Paolo Perrone (Jun 10 2025 at 13:42):In case you are familiar with Markov categories, you can interpret (and prove) the idea in the following way:
1) Morphisms of comonoids are exactly the deterministic maps.
2) Deterministic maps always make their outputs conditionally independent given their inputs.
3) Therefore, their outputs are completely determined by their projections.
4) Therefore, the universal property of the product holds.
Eduardo Hoefel (Jun 10 2025 at 13:48):Thank you Paolo ! I didn't know about Markov Categories, but it sounds like a quite interesting solution to this question.
Paolo Perrone said:
A similar result to this is Fox' theorem.
It also needs the additional assumption that every morphism is a homomorphism of comonoids.
Paolo Perrone (Jun 10 2025 at 13:50):A nice thing about Markov categories is that they allow to transfer ideas from probability to other areas of math. The idea of independence (and conditional independence) is particularly useful, also outside of probability.
Tobias Fritz (Jun 10 2025 at 14:01):Eduardo Hoefel said:
Consider a monoidal category in which every object admits exactly one comonoid structure. Then the monoidal structure in the category is necessarily cartesian.

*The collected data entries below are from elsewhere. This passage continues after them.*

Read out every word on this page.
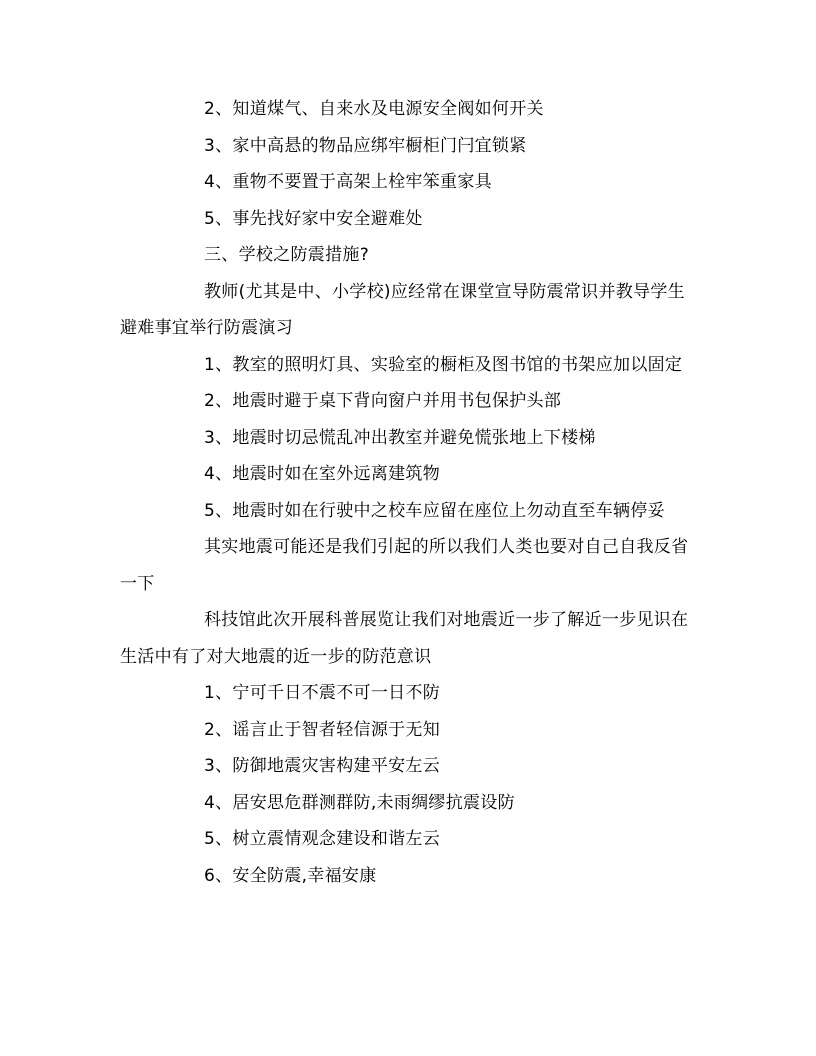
2、知道煤气、自来水及电源安全阀如何开关

3、家中高悬的物品应绑牢橱柜门闩宜锁紧

4、重物不要置于高架上栓牢笨重家具

5、事先找好家中安全避难处

三、学校之防震措施?

教师(尤其是中、小学校)应经常在课堂宣导防震常识并教导学生避难事宜举行防震演习

1、教室的照明灯具、实验室的橱柜及图书馆的书架应加以固定

2、地震时避于桌下背向窗户并用书包保护头部

3、地震时切忌慌乱冲出教室并避免慌张地上下楼梯

4、地震时如在室外远离建筑物

5、地震时如在行驶中之校车应留在座位上勿动直至车辆停妥

其实地震可能还是我们引起的所以我们人类也要对自己自我反省一下

科技馆此次开展科普展览让我们对地震近一步了解近一步见识在生活中有了对大地震的近一步的防范意识

1、宁可千日不震不可一日不防

2、谣言止于智者轻信源于无知

3、防御地震灾害构建平安左云

4、居安思危群测群防,未雨绸缪抗震设防

5、树立震情观念建设和谐左云

6、安全防震,幸福安康
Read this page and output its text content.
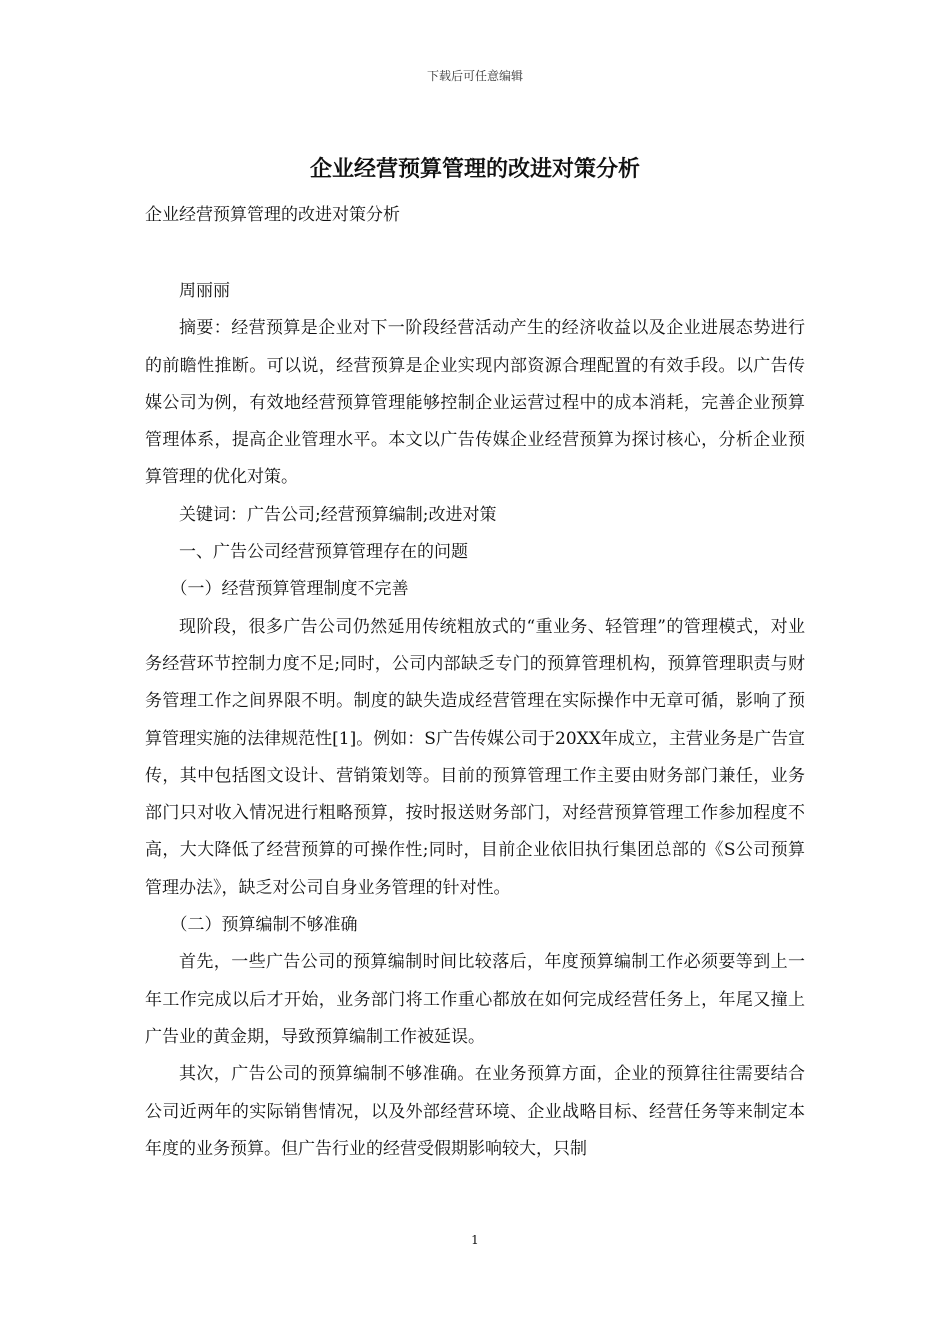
下载后可任意编辑
企业经营预算管理的改进对策分析
企业经营预算管理的改进对策分析

周丽丽

摘要：经营预算是企业对下一阶段经营活动产生的经济收益以及企业进展态势进行的前瞻性推断。可以说，经营预算是企业实现内部资源合理配置的有效手段。以广告传媒公司为例，有效地经营预算管理能够控制企业运营过程中的成本消耗，完善企业预算管理体系，提高企业管理水平。本文以广告传媒企业经营预算为探讨核心，分析企业预算管理的优化对策。

关键词：广告公司;经营预算编制;改进对策

一、广告公司经营预算管理存在的问题

（一）经营预算管理制度不完善

现阶段，很多广告公司仍然延用传统粗放式的“重业务、轻管理”的管理模式，对业务经营环节控制力度不足;同时，公司内部缺乏专门的预算管理机构，预算管理职责与财务管理工作之间界限不明。制度的缺失造成经营管理在实际操作中无章可循，影响了预算管理实施的法律规范性[1]。例如：S广告传媒公司于20XX年成立，主营业务是广告宣传，其中包括图文设计、营销策划等。目前的预算管理工作主要由财务部门兼任，业务部门只对收入情况进行粗略预算，按时报送财务部门，对经营预算管理工作参加程度不高，大大降低了经营预算的可操作性;同时，目前企业依旧执行集团总部的《S公司预算管理办法》，缺乏对公司自身业务管理的针对性。

（二）预算编制不够准确

首先，一些广告公司的预算编制时间比较落后，年度预算编制工作必须要等到上一年工作完成以后才开始，业务部门将工作重心都放在如何完成经营任务上，年尾又撞上广告业的黄金期，导致预算编制工作被延误。

其次，广告公司的预算编制不够准确。在业务预算方面，企业的预算往往需要结合公司近两年的实际销售情况，以及外部经营环境、企业战略目标、经营任务等来制定本年度的业务预算。但广告行业的经营受假期影响较大，只制

1
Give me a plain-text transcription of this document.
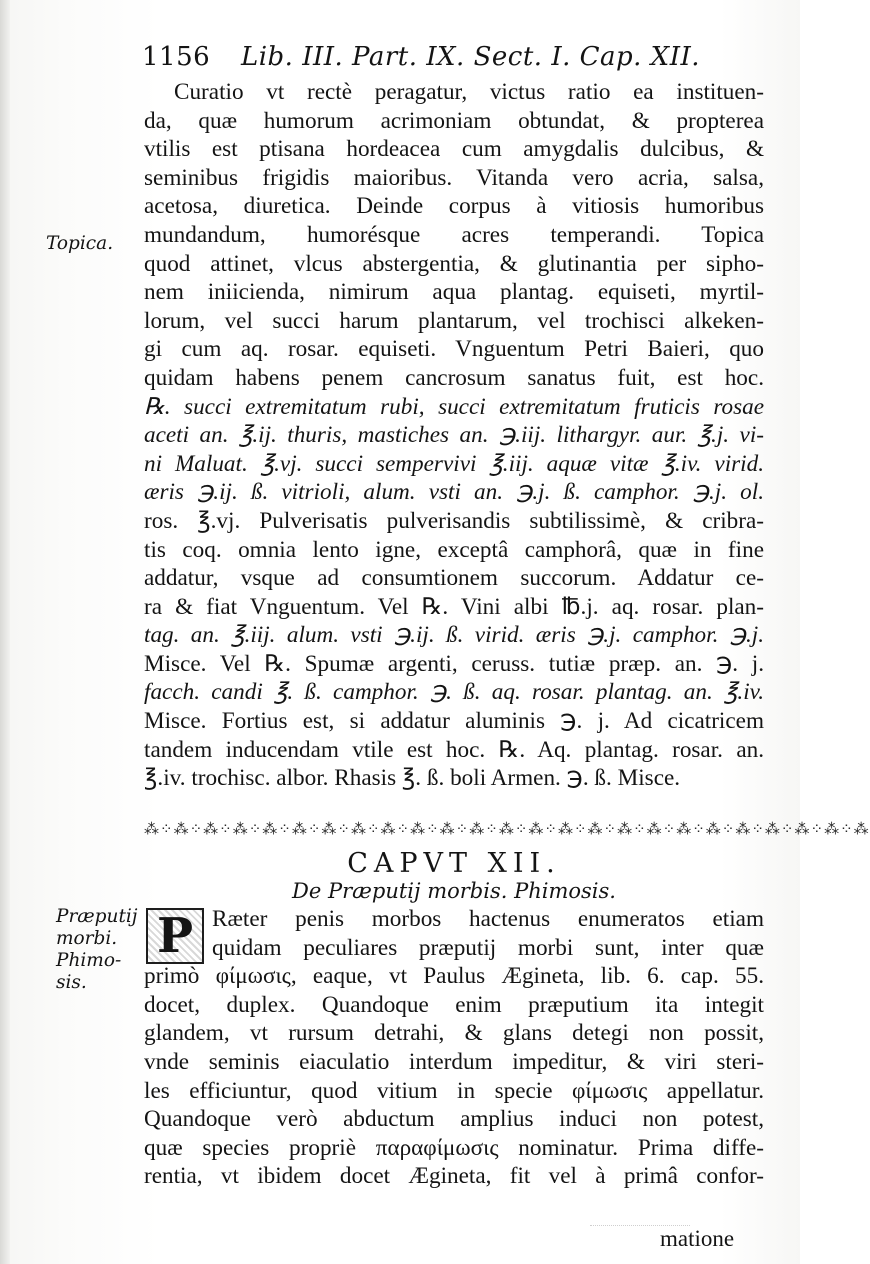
1156 Lib. III. Part. IX. Sect. I. Cap. XII.
Topica.
Præputij
morbi.
Phimo-
sis.
Curatio vt rectè peragatur, victus ratio ea instituen-
da, quæ humorum acrimoniam obtundat, & propterea
vtilis est ptisana hordeacea cum amygdalis dulcibus, &
seminibus frigidis maioribus. Vitanda vero acria, salsa,
acetosa, diuretica. Deinde corpus à vitiosis humoribus
mundandum, humorésque acres temperandi. Topica
quod attinet, vlcus abstergentia, & glutinantia per sipho-
nem iniicienda, nimirum aqua plantag. equiseti, myrtil-
lorum, vel succi harum plantarum, vel trochisci alkeken-
gi cum aq. rosar. equiseti. Vnguentum Petri Baieri, quo
quidam habens penem cancrosum sanatus fuit, est hoc.
℞. succi extremitatum rubi, succi extremitatum fruticis rosae
aceti an. ℥.ij. thuris, mastiches an. ℈.iij. lithargyr. aur. ℥.j. vi-
ni Maluat. ℥.vj. succi sempervivi ℥.iij. aquæ vitæ ℥.iv. virid.
æris ℈.ij. ß. vitrioli, alum. vsti an. ℈.j. ß. camphor. ℈.j. ol.
ros. ℥.vj. Pulverisatis pulverisandis subtilissimè, & cribra-
tis coq. omnia lento igne, exceptâ camphorâ, quæ in fine
addatur, vsque ad consumtionem succorum. Addatur ce-
ra & fiat Vnguentum. Vel ℞. Vini albi ℔.j. aq. rosar. plan-
tag. an. ℥.iij. alum. vsti ℈.ij. ß. virid. æris ℈.j. camphor. ℈.j.
Misce. Vel ℞. Spumæ argenti, ceruss. tutiæ præp. an. ℈. j.
facch. candi ℥. ß. camphor. ℈. ß. aq. rosar. plantag. an. ℥.iv.
Misce. Fortius est, si addatur aluminis ℈. j. Ad cicatricem
tandem inducendam vtile est hoc. ℞. Aq. plantag. rosar. an.
℥.iv. trochisc. albor. Rhasis ℥. ß. boli Armen. ℈. ß. Misce.
⁂⁘⁂⁘⁂⁘⁂⁘⁂⁘⁂⁘⁂⁘⁂⁘⁂⁘⁂⁘⁂⁘⁂⁘⁂⁘⁂⁘⁂⁘⁂⁘⁂⁘⁂⁘⁂⁘⁂⁘⁂⁘⁂⁘⁂⁘⁂⁘⁂
CAPVT XII.
De Præputij morbis. Phimosis.
P Ræter penis morbos hactenus enumeratos etiam
quidam peculiares præputij morbi sunt, inter quæ
primò φίμωσις, eaque, vt Paulus Æginetа, lib. 6. cap. 55.
docet, duplex. Quandoque enim præputium ita integit
glandem, vt rursum detrahi, & glans detegi non possit,
vnde seminis eiaculatio interdum impeditur, & viri steri-
les efficiuntur, quod vitium in specie φίμωσις appellatur.
Quandoque verò abductum amplius induci non potest,
quæ species propriè παραφίμωσις nominatur. Prima diffe-
rentia, vt ibidem docet Æginetа, fit vel à primâ confor-
matione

That is actually not true, and many Markov categories are counterexamples to this! See Remark 11.29 here, which implies for example that [[FinStoch]] is a monoidal category in which every object has a unique comonoid structure.
The fact that FinStoch is not cartesian is in a sense what probability is all about, namely the fact that a joint distribution of two random variables is not uniquely determined by its two marginals.
Tobias Fritz (Jun 10 2025 at 14:19):For people less familiar with probability theory, a simpler counterexample is SetMulti, by which we mean the category of sets and multivalued functions, or in other words the subcategory of Rel consisting of the total relations. This is also a positive Markov category and hence my previous statement applies.
It seems plausible that even (Rel,x) itself, which is not quite a Markov category, has unique comonoids. But I haven't checked the details of that.
Eduardo Hoefel (Jun 10 2025 at 14:25):Thank you Tobias ! I will check your counter examples and read more about Markov Categories.
Notification Bot (Jun 10 2025 at 18:15):Eduardo Hoefel has marked this topic as resolved.
Matteo Capucci (he/him) (Jun 12 2025 at 10:01):You also need to assume they are commutative, as far as I remember.